Working along with a half-dozen national disability organizations, Eidelman has organized the National Leadership Consortium on Developmental Disabilities, a partnership designed to train and develop the next generation of leaders for government and nonprofit organizations, serving people with developmental disabilities to ensure they have quality access in all aspects of their life.
The gala awards ceremony, held at the National Theatre on Oct. 20, featured remarks from National Inclusion Project co-founders Clay Aiken and Diane Bubel, as well as entertainment from comedian Arsenio Hall, pop icon Debbie Gibson and American Idol Ruben Studdard.
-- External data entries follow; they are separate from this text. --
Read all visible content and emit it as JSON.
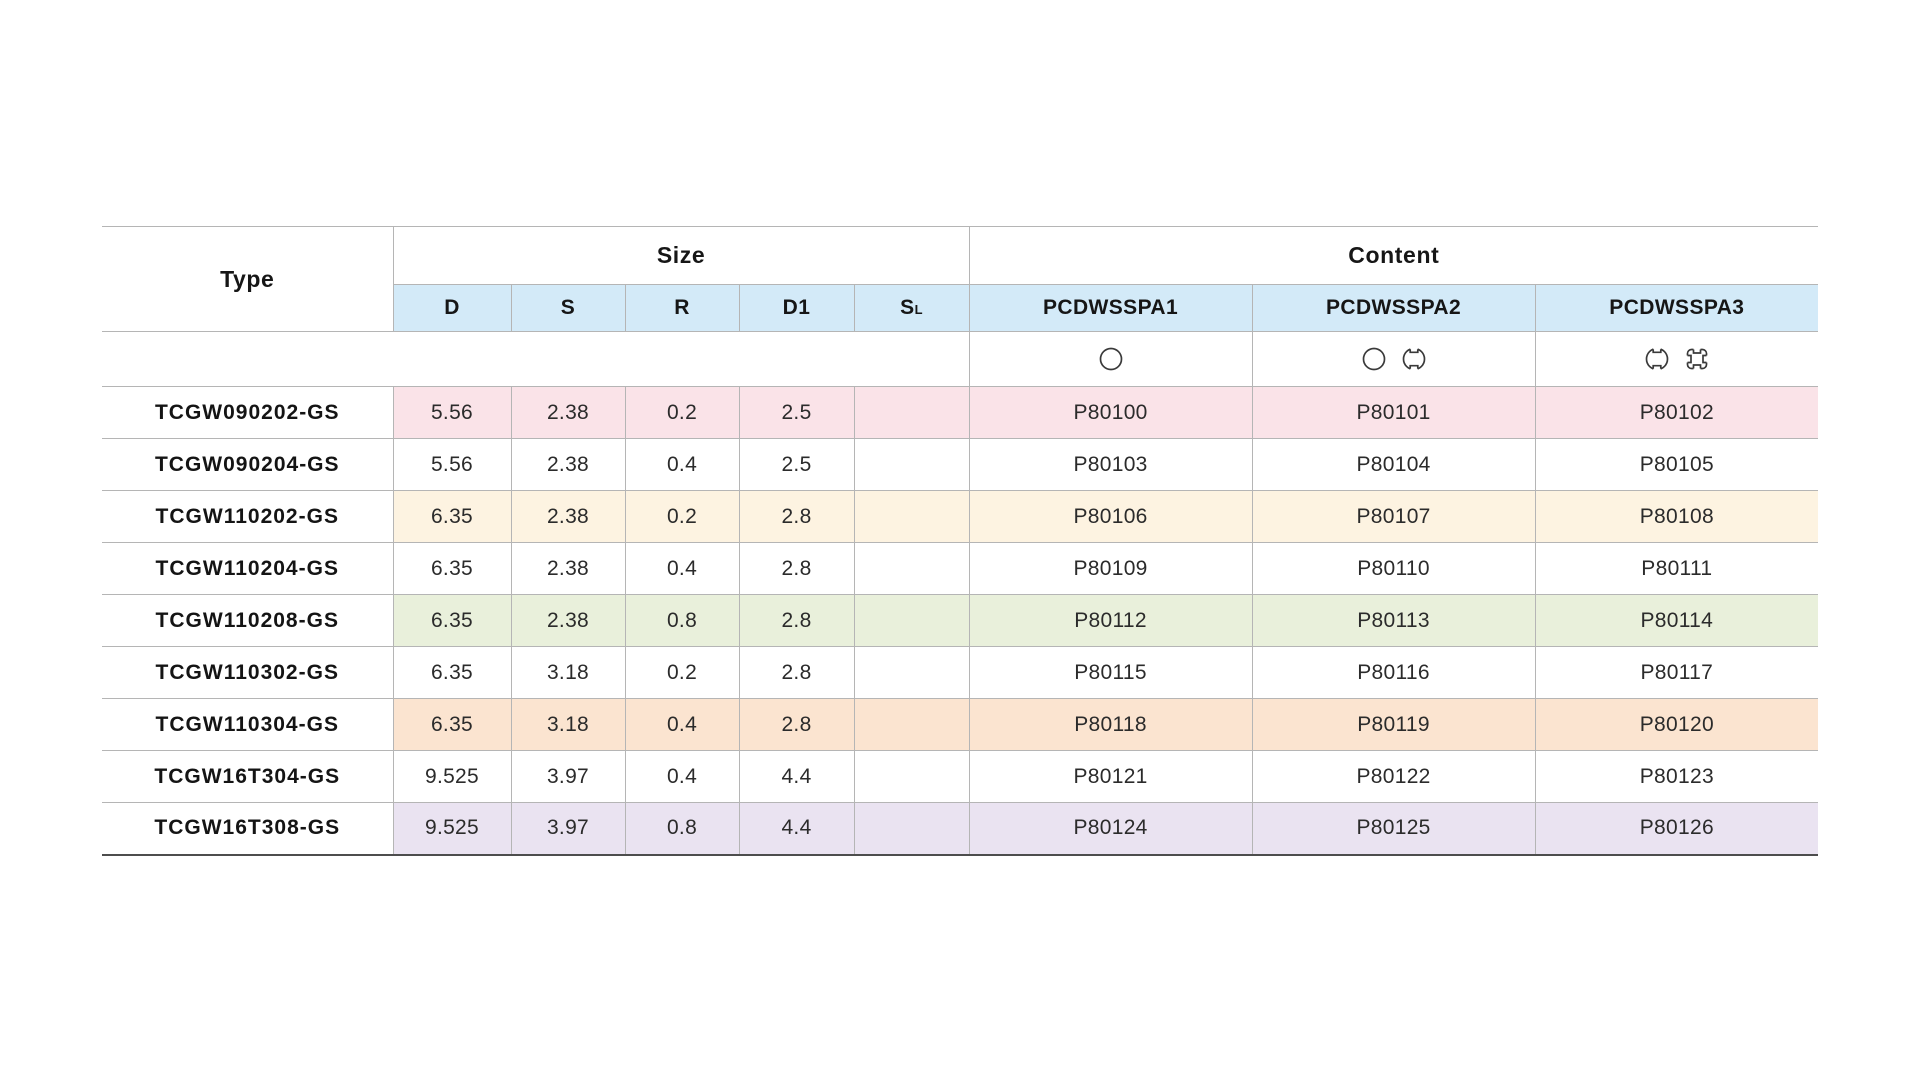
{
  "page": {
    "background": "#ffffff"
  },
  "table": {
    "colors": {
      "header_bg": "#d3eaf8",
      "border": "#b5b5b5",
      "bottom_border": "#4d4d4d"
    },
    "header": {
      "type_label": "Type",
      "size_label": "Size",
      "content_label": "Content",
      "size_columns": [
        {
          "t": "D"
        },
        {
          "t": "S"
        },
        {
          "t": "R"
        },
        {
          "t": "D1"
        },
        {
          "t": "S",
          "sub": "L"
        }
      ],
      "content_columns": [
        "PCDWSSPA1",
        "PCDWSSPA2",
        "PCDWSSPA3"
      ]
    },
    "symbols": [
      [
        "circle"
      ],
      [
        "circle",
        "interrupted-circle"
      ],
      [
        "interrupted-circle",
        "interrupted-square"
      ]
    ],
    "rows": [
      {
        "type": "TCGW090202-GS",
        "d": "5.56",
        "s": "2.38",
        "r": "0.2",
        "d1": "2.5",
        "sl": "",
        "pa1": "P80100",
        "pa2": "P80101",
        "pa3": "P80102",
        "bg": "#fae3e8"
      },
      {
        "type": "TCGW090204-GS",
        "d": "5.56",
        "s": "2.38",
        "r": "0.4",
        "d1": "2.5",
        "sl": "",
        "pa1": "P80103",
        "pa2": "P80104",
        "pa3": "P80105",
        "bg": "#ffffff"
      },
      {
        "type": "TCGW110202-GS",
        "d": "6.35",
        "s": "2.38",
        "r": "0.2",
        "d1": "2.8",
        "sl": "",
        "pa1": "P80106",
        "pa2": "P80107",
        "pa3": "P80108",
        "bg": "#fdf3e1"
      },
      {
        "type": "TCGW110204-GS",
        "d": "6.35",
        "s": "2.38",
        "r": "0.4",
        "d1": "2.8",
        "sl": "",
        "pa1": "P80109",
        "pa2": "P80110",
        "pa3": "P80111",
        "bg": "#ffffff"
      },
      {
        "type": "TCGW110208-GS",
        "d": "6.35",
        "s": "2.38",
        "r": "0.8",
        "d1": "2.8",
        "sl": "",
        "pa1": "P80112",
        "pa2": "P80113",
        "pa3": "P80114",
        "bg": "#e9f0db"
      },
      {
        "type": "TCGW110302-GS",
        "d": "6.35",
        "s": "3.18",
        "r": "0.2",
        "d1": "2.8",
        "sl": "",
        "pa1": "P80115",
        "pa2": "P80116",
        "pa3": "P80117",
        "bg": "#ffffff"
      },
      {
        "type": "TCGW110304-GS",
        "d": "6.35",
        "s": "3.18",
        "r": "0.4",
        "d1": "2.8",
        "sl": "",
        "pa1": "P80118",
        "pa2": "P80119",
        "pa3": "P80120",
        "bg": "#fbe4d0"
      },
      {
        "type": "TCGW16T304-GS",
        "d": "9.525",
        "s": "3.97",
        "r": "0.4",
        "d1": "4.4",
        "sl": "",
        "pa1": "P80121",
        "pa2": "P80122",
        "pa3": "P80123",
        "bg": "#ffffff"
      },
      {
        "type": "TCGW16T308-GS",
        "d": "9.525",
        "s": "3.97",
        "r": "0.8",
        "d1": "4.4",
        "sl": "",
        "pa1": "P80124",
        "pa2": "P80125",
        "pa3": "P80126",
        "bg": "#eae3f1"
      }
    ]
  }
}
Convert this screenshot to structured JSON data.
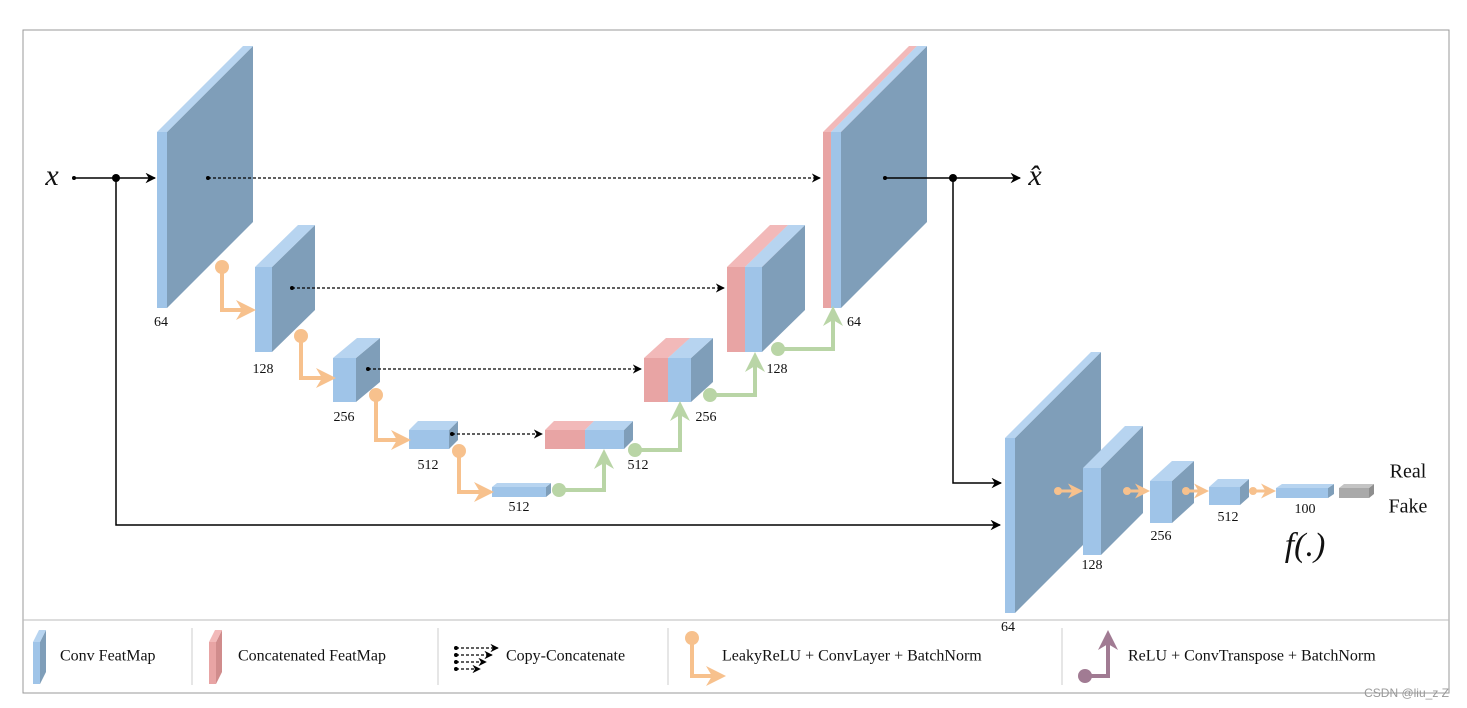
{
  "input": {
    "x": "x",
    "x_hat": "x̂"
  },
  "encoder": {
    "labels": [
      "64",
      "128",
      "256",
      "512",
      "512"
    ]
  },
  "decoder": {
    "labels": [
      "512",
      "256",
      "128",
      "64"
    ]
  },
  "discriminator": {
    "labels": [
      "64",
      "128",
      "256",
      "512",
      "100"
    ],
    "function": "f(.)",
    "outputs": [
      "Real",
      "Fake"
    ]
  },
  "legend": [
    "Conv FeatMap",
    "Concatenated FeatMap",
    "Copy-Concatenate",
    "LeakyReLU + ConvLayer + BatchNorm",
    "ReLU + ConvTranspose + BatchNorm"
  ],
  "watermark": "CSDN @liu_z Z"
}
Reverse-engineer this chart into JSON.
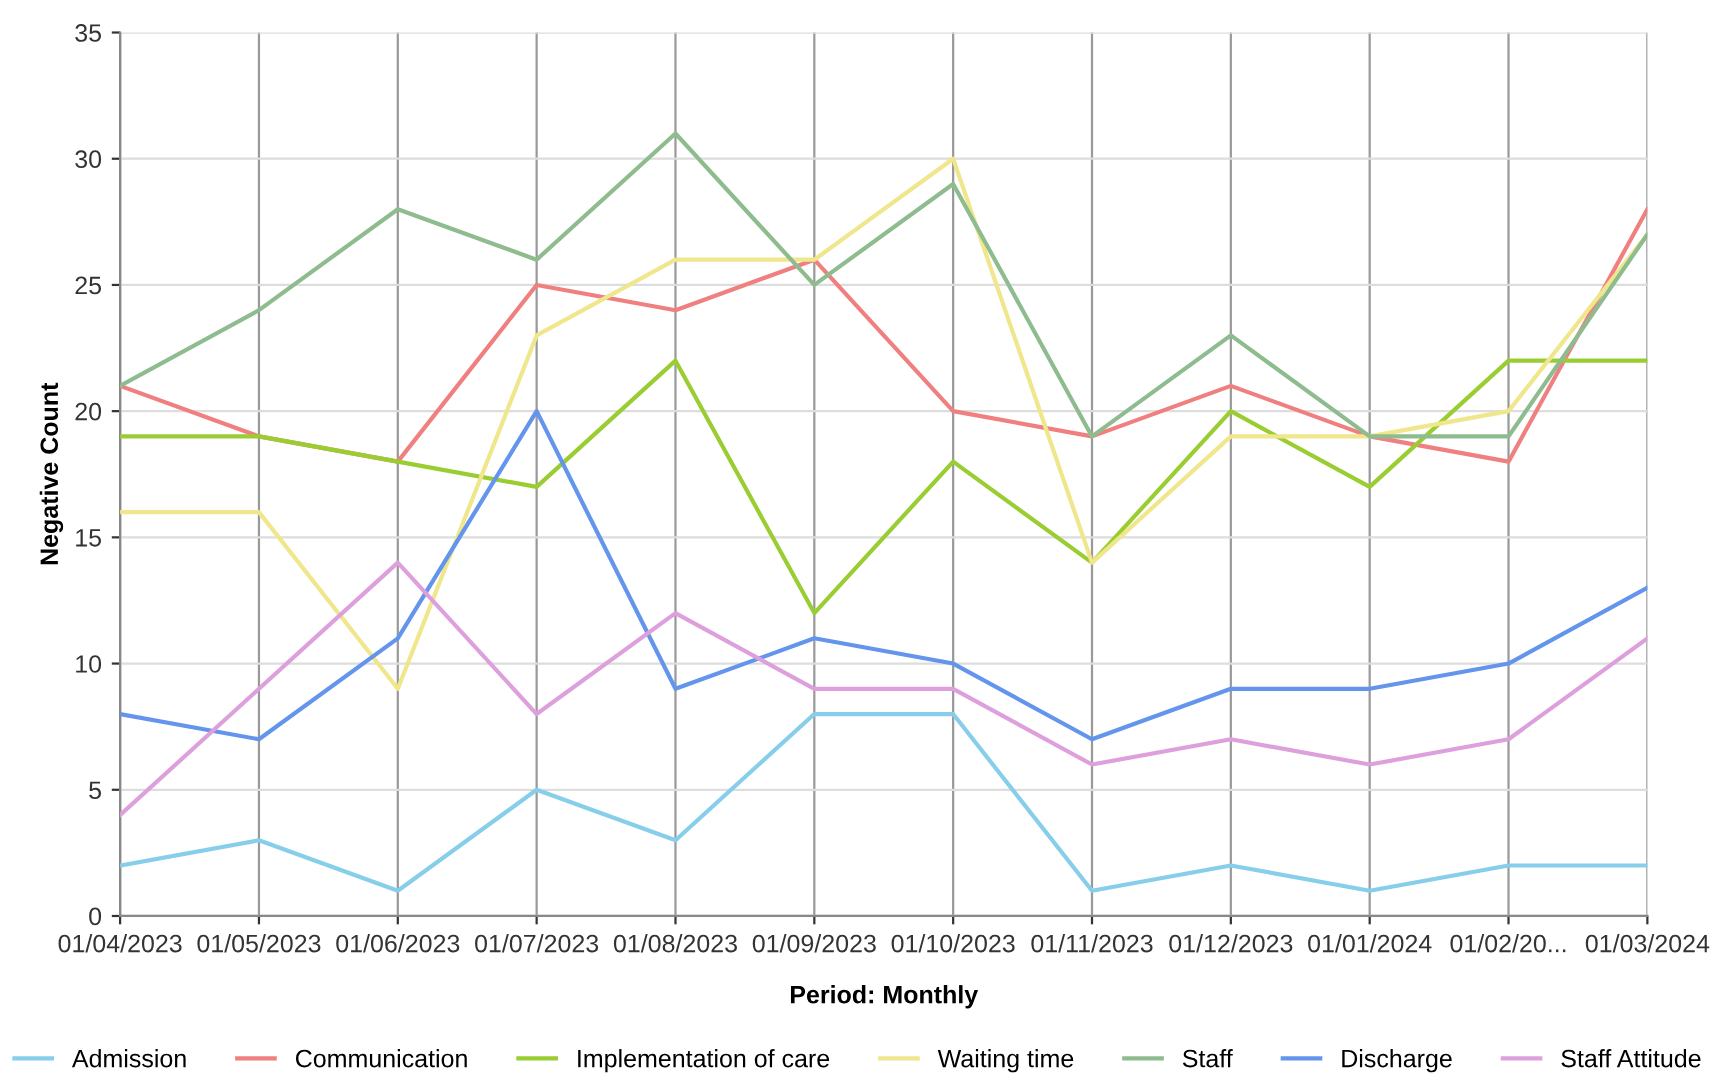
{
  "chart_data": {
    "type": "line",
    "xlabel": "Period: Monthly",
    "ylabel": "Negative Count",
    "categories": [
      "01/04/2023",
      "01/05/2023",
      "01/06/2023",
      "01/07/2023",
      "01/08/2023",
      "01/09/2023",
      "01/10/2023",
      "01/11/2023",
      "01/12/2023",
      "01/01/2024",
      "01/02/20...",
      "01/03/2024"
    ],
    "series": [
      {
        "name": "Admission",
        "color": "#87ceeb",
        "values": [
          2,
          3,
          1,
          5,
          3,
          8,
          8,
          1,
          2,
          1,
          2,
          2
        ]
      },
      {
        "name": "Communication",
        "color": "#f08080",
        "values": [
          21,
          19,
          18,
          25,
          24,
          26,
          20,
          19,
          21,
          19,
          18,
          28
        ]
      },
      {
        "name": "Implementation of care",
        "color": "#9acd32",
        "values": [
          19,
          19,
          18,
          17,
          22,
          12,
          18,
          14,
          20,
          17,
          22,
          22
        ]
      },
      {
        "name": "Waiting time",
        "color": "#f0e68c",
        "values": [
          16,
          16,
          9,
          23,
          26,
          26,
          30,
          14,
          19,
          19,
          20,
          27
        ]
      },
      {
        "name": "Staff",
        "color": "#8fbc8f",
        "values": [
          21,
          24,
          28,
          26,
          31,
          25,
          29,
          19,
          23,
          19,
          19,
          27
        ]
      },
      {
        "name": "Discharge",
        "color": "#6495ed",
        "values": [
          8,
          7,
          11,
          20,
          9,
          11,
          10,
          7,
          9,
          9,
          10,
          13
        ]
      },
      {
        "name": "Staff Attitude",
        "color": "#dda0dd",
        "values": [
          4,
          9,
          14,
          8,
          12,
          9,
          9,
          6,
          7,
          6,
          7,
          11
        ]
      }
    ],
    "ylim": [
      0,
      35
    ],
    "yticks": [
      0,
      5,
      10,
      15,
      20,
      25,
      30,
      35
    ],
    "grid": true,
    "legend": "bottom",
    "marker": "none",
    "line_style": "solid"
  }
}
"It is an honor to be recognized,” said Eidelman, “but even more important to me is that ideas and research-based practices about inclusion of people with disabilities are entering the mainstream and are no longer considered to be fringe ideas."
In addition to receiving the honor from the National Inclusion Project, Eidelman recently learned he will receive a Special Recognition Award from the Association of University Centers on Disabilities (AUCD) at its annual conference in December. The AUCD is recognizing him in honor of his many generous contributions to the AUCD network and the disabilities field.
"I have been involved with the UCEDD (University Center for Excellence in Developmental Disabilities Education, Research and Service) network since I was a graduate student at the original UCEDD at Johns Hopkins,” he said. “The integration between service, research and practice is a valuable model for bringing the resources of major research universities to people in communities across the U.S."